И сразу, помню, голый, с одеялом в руке. Ногам холодно, липко. По коридору. Слева и справа отсеки. Вся лицевая сторона и дверь из сетки. Видел такое в фильмах. Везде люди. Много. Облепили сетку, что-то орут, смеются.

Вот уже в одном из отсеков. Полно людей. Деревянный настил, чтоб лежать.

Мне ничего не говорят. Все страшные, в одеялах. Одеяла такие грязные, что страшно.

Провал.

Помню, тихо, тусклый дежурный свет. Сижу на краю настила. Рядом мужик с рыжей бородой.

– …А меня жена сдала. Сама, гада. Ну, пришел домой веселый… Утром прибежит выкупать.

А пить хочется.

– Здесь вода есть? – оглядываюсь.

Рыжий смеется. В углу грязный сухой писсуар.

Встаю. Колочу в сетку, ору:

– Дайте воды! Во-ды! Во-ды!

Ору, помню, долго. В соседней камере зашумели. И в нашей.

– Во-ды! Во-ды! – это я ору.

И другие что-то выкрикивают, сетку трясут.

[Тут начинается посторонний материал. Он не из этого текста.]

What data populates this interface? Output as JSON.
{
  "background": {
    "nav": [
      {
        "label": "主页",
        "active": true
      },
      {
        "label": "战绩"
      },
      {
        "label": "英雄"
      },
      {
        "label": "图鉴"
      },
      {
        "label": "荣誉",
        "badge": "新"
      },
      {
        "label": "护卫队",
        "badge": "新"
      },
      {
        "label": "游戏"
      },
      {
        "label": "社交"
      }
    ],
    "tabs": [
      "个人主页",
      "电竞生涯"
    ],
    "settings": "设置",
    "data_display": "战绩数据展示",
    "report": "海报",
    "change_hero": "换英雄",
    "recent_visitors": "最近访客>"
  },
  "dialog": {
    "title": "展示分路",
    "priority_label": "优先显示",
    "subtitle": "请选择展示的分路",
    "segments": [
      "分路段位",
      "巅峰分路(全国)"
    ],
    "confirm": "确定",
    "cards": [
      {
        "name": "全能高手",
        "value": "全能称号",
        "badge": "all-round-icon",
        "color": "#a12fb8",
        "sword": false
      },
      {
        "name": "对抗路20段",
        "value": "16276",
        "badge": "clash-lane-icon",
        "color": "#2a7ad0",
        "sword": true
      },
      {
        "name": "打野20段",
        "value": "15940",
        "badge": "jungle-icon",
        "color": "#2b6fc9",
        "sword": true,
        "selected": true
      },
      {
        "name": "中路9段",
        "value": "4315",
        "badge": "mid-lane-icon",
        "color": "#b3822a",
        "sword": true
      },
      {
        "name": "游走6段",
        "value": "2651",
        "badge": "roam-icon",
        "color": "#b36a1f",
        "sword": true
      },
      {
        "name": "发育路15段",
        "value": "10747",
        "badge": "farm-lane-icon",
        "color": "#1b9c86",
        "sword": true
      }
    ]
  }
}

Подходит, который меня раздевал.

П-ш-ш-ш. Прямо в глаза! Падаю.

– У-у-у-у-а-а!!

Повалялся, проморгался. Вскакиваю. Они все смотрят на меня спокойно.

– Что же вы?! Надо восстать!

Никто не хочет. Опять тихо. Сижу. Рыжий что-то мне объясняет. Потом падает и засыпает. Сижу.

Тихо, тоскливо. Все спят, многие безобразно храпят. Постепенно трезвею, но думать не могу. Просто жду.

– Дежурный, а-а! – вульгарный женский голосок слева.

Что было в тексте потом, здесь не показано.